Trigger | Skier | Avalanche Type | Soft Slab |
Aspect | North Northwest | Elevation | 2600ft |
Slope Angle | 38deg | Crown Depth | 6in |
Width | unknown | Vertical Run | 600ft |
Spent the day traveling up from Porcupine, skiing in the Boulder Chutes before heading over the North ridge of FCK. We skied North from 2600ft to 1600ft, then came back up for a last lap in the bowl and exited back to the ski area. The sun came out for a couple of hours mid-morning. There were light winds from the SE, not transporting snow at our elevation. Tracks were visible from Friday-Sunday in wedding bowl and off the top of Fish creek knob, but there had been 5-10cms of low density over the past week’s storm snow. The crispness of the weekend’s tracks suggested not a lot of wind redistribution from the moderate to strong Northerly winds overnight in the areas we visited.

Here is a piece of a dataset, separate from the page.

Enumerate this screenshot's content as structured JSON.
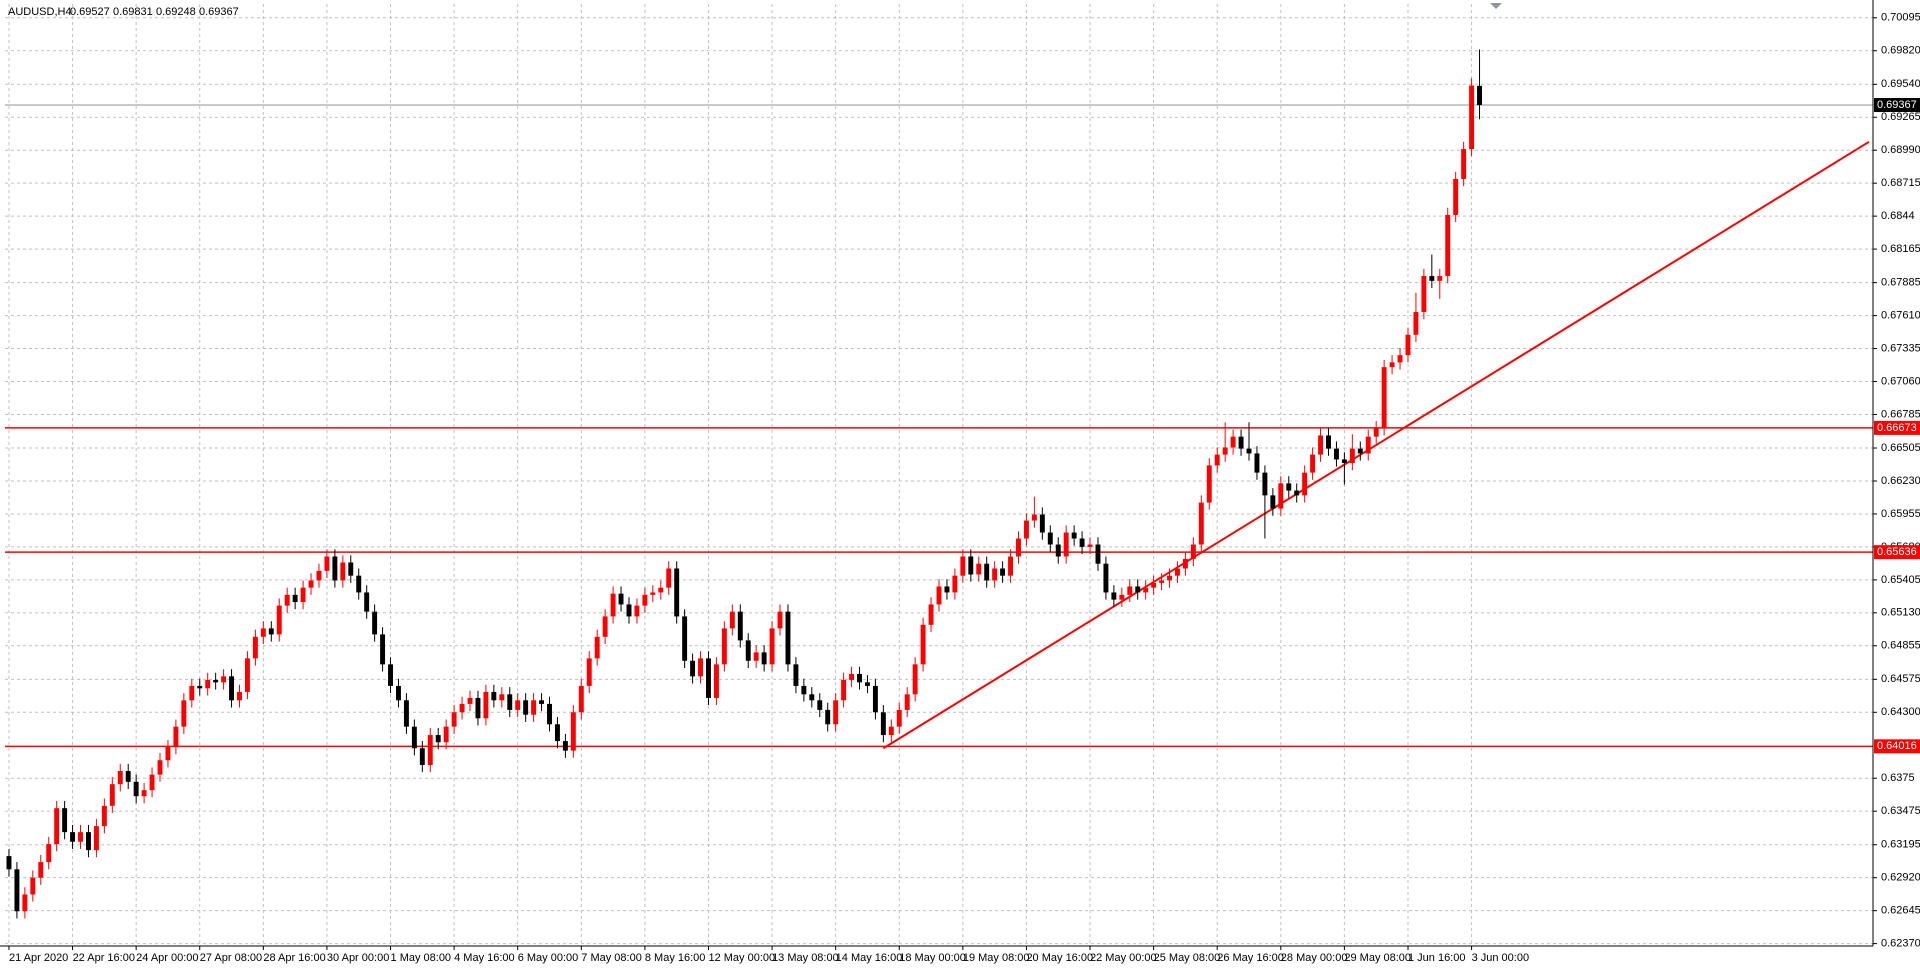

Trigger | Skier | Avalanche Type | Soft Slab |
Aspect | North Northwest | Elevation | 2600ft |
Slope Angle | 38deg | Crown Depth | 6in |
Width | unknown | Vertical Run | 600ft |
I ski cut the steep entrance to the slope below 'The Gill' on Fish Creek Knob. Up to that point, I had not seen any signs of instability, no cracking in my 'parallel tracks' tests, but hand shears showed a "1 Finger" wind slab over low-density dry (Fist-4 Finger) snow coming off easily when isolated. When I ski cut along the slope, two separate, shallow pockets released below my skis and ran down the steep terrain below, entraining more storm snow as they went. Both pockets were on average 10-20cm crowns. One pocket ran size 1.5-2 and down for about 650ft, the other ran size 1-1.5 and ran 350ft. Significant debris for such small initial slabs. Also found it interesting that the wind slabs were lee to a South or SE wind, not the N-NE winds that area weather stations were reporting overnight. The ski cuts were not directly below the ridge crest, but out onto the slope where there must have been some cross-loading.
New low-density snow (5-10cms), over a variety of skiable surfaces depending on aspect and elevation.